His provocatively titled 2006 book Bad Medicine: Doctors Doing Harm Since Hippocrates, received widespread acclaim – as well as some savage criticism from fellow scholars. Does he fear his latest will attract the same?

“I don’t mind disagreement: there would be no interest in any intellectual discussion if there were no disagreement. I welcome disagreement. I hate – everyone hates – being misrepresented. The first book I wrote, when I was starting on my academic career, was much attacked and sometimes praised. One famous scholar, now dead, published a review that was packed with errors and misrepresentations, including supposed quotes from the book that he had made up wholesale, and that cost me a job I really wanted; but now I am settled I don’t have to fear the consequences of hostile reviews, and I am sure this book will get some – and I hope too that I will learn something from my critics; I certainly learned a great deal from people who read the book in draft, who disagreed vigorously with me, and who persuaded me to change my mind on lots of key issues.

“Of course, discovering you are wrong before you go into print is one thing; discovering it afterwards is another. But I remember my doctoral supervisor, Hugh Trevor-Roper, saying that people who published and were wrong advanced the discipline, while people who didn’t publish because they were afraid they might not be right were of no help to anyone. That, of course, was in the days when Oxford and Cambridge were full of academics who never published – the world has changed since then.”

What gives him hope?

“I just want my luck to hold. Up until my early forties I lived on hope, always hoping for something that never seemed to arrive; then I met my wife, and ever since then I have known I’m a lucky man.

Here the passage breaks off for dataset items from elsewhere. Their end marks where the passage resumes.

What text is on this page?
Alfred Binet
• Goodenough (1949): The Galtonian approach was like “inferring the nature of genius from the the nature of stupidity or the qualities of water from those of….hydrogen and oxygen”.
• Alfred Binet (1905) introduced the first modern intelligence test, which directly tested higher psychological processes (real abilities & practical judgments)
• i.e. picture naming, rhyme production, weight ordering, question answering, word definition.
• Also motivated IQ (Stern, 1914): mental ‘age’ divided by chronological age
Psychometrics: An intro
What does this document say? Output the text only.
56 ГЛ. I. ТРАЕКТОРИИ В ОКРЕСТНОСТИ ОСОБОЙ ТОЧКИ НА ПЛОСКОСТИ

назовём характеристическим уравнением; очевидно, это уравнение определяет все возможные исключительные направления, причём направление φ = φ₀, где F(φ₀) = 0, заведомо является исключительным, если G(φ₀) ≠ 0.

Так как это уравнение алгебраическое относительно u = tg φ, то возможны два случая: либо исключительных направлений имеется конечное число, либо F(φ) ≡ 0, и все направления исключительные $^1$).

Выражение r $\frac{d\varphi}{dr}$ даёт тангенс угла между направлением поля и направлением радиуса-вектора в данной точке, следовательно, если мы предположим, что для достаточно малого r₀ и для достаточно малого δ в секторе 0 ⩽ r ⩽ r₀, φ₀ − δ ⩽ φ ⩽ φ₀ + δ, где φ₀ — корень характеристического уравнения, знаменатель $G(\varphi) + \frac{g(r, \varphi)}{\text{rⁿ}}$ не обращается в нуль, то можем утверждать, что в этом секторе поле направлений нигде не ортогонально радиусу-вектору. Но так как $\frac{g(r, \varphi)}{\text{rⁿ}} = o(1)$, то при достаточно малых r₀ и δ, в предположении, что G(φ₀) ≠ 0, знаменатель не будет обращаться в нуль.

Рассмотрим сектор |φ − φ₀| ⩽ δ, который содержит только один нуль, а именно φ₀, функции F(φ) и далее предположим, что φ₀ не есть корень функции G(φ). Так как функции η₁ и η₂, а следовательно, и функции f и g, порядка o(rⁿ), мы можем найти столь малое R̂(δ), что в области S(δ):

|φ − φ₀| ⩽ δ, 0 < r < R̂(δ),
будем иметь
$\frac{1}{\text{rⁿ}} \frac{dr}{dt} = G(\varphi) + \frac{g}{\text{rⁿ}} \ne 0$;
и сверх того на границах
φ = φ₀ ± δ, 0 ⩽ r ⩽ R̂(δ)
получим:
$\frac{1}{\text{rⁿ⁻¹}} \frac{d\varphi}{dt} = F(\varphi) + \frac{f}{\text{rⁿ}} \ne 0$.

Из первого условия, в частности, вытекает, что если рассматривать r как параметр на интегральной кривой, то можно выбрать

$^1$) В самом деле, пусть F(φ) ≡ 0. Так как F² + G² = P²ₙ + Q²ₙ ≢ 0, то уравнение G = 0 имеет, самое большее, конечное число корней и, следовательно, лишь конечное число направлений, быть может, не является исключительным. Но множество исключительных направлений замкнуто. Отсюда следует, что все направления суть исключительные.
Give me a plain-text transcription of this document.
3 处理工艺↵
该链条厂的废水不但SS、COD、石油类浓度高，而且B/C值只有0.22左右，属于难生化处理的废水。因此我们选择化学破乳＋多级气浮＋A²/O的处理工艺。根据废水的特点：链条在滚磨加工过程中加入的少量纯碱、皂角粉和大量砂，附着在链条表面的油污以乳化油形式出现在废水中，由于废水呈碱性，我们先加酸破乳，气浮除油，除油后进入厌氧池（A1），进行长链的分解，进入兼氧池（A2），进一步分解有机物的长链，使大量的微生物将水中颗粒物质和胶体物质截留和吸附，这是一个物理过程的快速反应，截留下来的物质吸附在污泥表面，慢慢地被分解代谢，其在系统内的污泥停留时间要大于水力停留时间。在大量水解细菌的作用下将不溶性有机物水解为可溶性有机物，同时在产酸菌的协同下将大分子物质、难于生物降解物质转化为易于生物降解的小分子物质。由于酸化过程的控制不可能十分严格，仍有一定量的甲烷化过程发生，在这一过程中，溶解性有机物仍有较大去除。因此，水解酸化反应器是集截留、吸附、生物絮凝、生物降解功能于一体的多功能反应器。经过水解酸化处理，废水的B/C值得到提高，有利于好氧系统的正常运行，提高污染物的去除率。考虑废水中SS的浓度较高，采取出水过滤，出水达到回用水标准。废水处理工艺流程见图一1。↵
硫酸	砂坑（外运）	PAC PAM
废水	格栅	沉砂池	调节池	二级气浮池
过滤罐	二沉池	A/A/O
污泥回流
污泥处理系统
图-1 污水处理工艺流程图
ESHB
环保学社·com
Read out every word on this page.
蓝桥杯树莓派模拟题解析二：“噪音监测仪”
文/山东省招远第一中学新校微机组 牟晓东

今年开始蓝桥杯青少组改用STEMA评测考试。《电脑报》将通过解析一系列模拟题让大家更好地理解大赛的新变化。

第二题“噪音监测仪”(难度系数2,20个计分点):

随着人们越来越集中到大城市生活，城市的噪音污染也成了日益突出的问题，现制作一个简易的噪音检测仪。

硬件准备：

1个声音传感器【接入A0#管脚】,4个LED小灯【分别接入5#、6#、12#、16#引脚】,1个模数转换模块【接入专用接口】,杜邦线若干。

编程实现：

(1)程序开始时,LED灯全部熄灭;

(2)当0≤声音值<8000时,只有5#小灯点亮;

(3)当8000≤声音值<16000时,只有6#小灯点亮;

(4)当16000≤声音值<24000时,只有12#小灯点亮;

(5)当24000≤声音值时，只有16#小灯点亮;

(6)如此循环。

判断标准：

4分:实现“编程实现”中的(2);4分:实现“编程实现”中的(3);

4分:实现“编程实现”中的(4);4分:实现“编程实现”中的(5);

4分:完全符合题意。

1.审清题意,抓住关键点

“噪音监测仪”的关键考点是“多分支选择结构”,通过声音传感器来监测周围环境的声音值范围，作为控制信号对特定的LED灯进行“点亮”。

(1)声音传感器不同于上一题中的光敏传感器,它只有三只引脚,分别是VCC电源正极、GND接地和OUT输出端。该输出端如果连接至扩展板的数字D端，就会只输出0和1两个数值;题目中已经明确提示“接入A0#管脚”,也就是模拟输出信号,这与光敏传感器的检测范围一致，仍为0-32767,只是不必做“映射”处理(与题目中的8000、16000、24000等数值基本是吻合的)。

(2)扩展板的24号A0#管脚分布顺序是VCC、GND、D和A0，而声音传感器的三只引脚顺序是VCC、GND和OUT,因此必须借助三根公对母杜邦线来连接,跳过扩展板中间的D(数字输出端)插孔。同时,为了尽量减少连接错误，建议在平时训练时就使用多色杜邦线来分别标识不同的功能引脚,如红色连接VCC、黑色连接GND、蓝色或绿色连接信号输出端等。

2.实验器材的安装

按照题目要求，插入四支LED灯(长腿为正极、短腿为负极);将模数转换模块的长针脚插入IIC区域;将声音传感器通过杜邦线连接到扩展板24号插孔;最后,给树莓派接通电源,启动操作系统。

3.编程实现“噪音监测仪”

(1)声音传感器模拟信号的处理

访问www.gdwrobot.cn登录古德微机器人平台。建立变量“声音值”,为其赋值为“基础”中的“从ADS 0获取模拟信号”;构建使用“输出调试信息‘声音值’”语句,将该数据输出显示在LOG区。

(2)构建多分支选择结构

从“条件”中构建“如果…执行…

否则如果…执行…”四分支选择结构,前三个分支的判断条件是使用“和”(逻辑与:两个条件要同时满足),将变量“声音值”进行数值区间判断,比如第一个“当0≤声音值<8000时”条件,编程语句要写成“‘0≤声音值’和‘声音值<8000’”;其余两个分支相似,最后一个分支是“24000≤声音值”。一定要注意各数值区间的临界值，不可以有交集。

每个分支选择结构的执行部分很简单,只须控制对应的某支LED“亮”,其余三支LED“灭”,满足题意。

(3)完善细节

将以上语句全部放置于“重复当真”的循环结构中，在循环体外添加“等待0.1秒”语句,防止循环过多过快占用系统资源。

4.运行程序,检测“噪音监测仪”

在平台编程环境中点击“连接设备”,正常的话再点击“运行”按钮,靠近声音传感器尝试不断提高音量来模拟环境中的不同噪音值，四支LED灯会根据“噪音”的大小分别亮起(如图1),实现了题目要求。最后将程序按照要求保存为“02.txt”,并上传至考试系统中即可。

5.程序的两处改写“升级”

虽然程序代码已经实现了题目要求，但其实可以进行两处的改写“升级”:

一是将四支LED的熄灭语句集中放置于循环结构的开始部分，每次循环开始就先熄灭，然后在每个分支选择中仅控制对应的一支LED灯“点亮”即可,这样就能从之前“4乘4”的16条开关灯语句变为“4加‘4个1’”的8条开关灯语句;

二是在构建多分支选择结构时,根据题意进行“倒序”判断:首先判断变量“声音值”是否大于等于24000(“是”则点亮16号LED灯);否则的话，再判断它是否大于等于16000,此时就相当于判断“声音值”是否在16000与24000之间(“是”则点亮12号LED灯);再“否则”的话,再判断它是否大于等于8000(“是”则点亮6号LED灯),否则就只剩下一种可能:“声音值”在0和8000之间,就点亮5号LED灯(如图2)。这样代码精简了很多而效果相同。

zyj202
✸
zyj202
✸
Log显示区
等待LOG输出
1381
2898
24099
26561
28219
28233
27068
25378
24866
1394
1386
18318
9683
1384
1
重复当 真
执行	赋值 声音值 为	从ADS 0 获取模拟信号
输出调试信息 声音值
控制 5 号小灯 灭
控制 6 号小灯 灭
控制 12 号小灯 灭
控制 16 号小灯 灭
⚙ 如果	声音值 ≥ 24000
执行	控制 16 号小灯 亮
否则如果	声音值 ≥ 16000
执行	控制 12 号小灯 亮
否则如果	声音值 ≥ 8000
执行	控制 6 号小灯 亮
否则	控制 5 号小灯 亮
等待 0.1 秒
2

“Do I have hope for our culture and society? There’s a short story by Voltaire, Scarmentado, about someone who travels around the world in the worst year of all human history – I think it is 1619. These aren’t the worst of times, but neither are they the best of times; I tend to think things will get worse before they get better.”

In the meantime, there are still further journeys to be made. Wootton has had, he says, “a lifelong fascination with boats and the sea: I have a narrowboat, and I’ve worked on Venetian history, and I’ve just acquired a shed to write in which we call the Boathouse, because it has a beautiful vintage pond yacht hull in it. It’s no coincidence that this book begins with Columbus setting out across an ocean into the unknown.”